3 CQFD, n° 10, 15 mars 2004.
4 Pierre Bourdieu, « Le racisme de l’intelligence », in Questions de sociologie, Minuit, 1984, pp. 264-268.
5 Lire PLPL n° 13, février 2003.
6 Arnaud Leparmentier a résumé la ligne du Monde : « Depuis vingt ans, les États européens ont fait le mauvais choix. Ils n’ont guère augmenté leurs dépenses régaliennes — police, justice, armée, […] En revanche, l’État social (santé, retraites, allocations familiales, chômage, aide au logement, RMI) ne cesse de progresser » (QVM, 14.6.02). Lire PLPL n° 1, octobre 2001 et n° 15, juin 2003.

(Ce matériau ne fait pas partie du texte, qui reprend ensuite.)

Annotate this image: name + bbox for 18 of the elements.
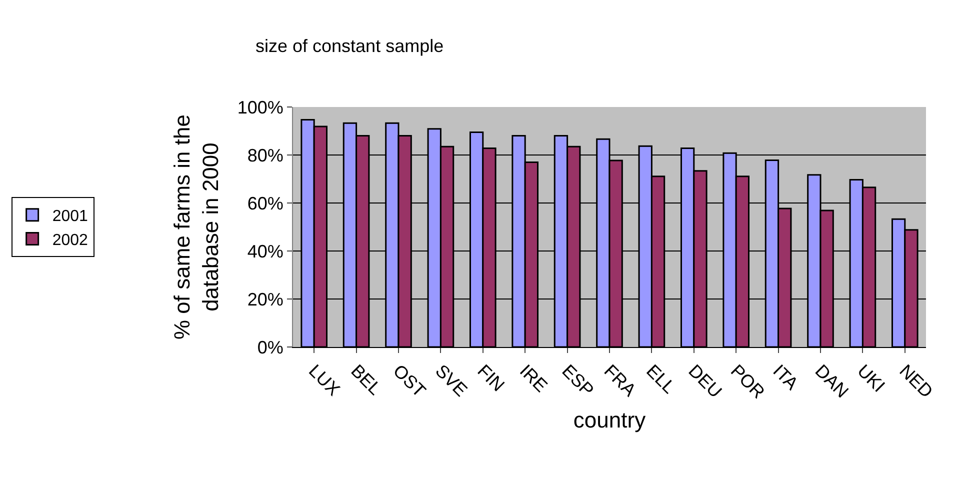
x-tick-label: ESP [558, 360, 598, 400]
x-tick-label: UKI [854, 360, 889, 396]
y-tick-label: 100% [237, 97, 284, 118]
x-tick-label: ITA [769, 360, 802, 394]
y-tick-label: 20% [247, 289, 284, 310]
x-tick-label: FIN [474, 360, 508, 396]
x-tick-label: ELL [642, 360, 680, 398]
y-tick-label: 80% [247, 145, 284, 166]
x-tick-label: IRE [516, 360, 552, 396]
x-axis-title: country [573, 407, 646, 432]
legend-label: 2001 [52, 208, 88, 226]
x-tick-label: OST [389, 360, 430, 401]
y-axis-title: % of same farms in the database in 2000 [170, 114, 224, 340]
legend-label: 2002 [52, 232, 88, 249]
y-tick-label: 0% [257, 337, 284, 358]
chart-title: size of constant sample [256, 36, 444, 56]
y-tick-label: 40% [247, 241, 284, 262]
y-tick-label: 60% [247, 193, 284, 214]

7 Responsable éditorial d’Alternatives économiques, Philippe Frémeaux a toutefois rappelé l’évidence : « On ne prend pas un grand risque à proposer à tous ceux qui se pensent plus intelligents que les autres d’envoyer un e-mail qui certifie leur différence. » (Libération, 24.2.04)
8 Chargé de la culture pendant la Commune de Paris en 1871, le peintre Gustave Courbet fut accusé par les versaillais d’avoir organisé le déboulonnage de la colonne Vendôme, symbole du PPA.
9 Voir « Lang balladurien ? », Libération, 7.1.04.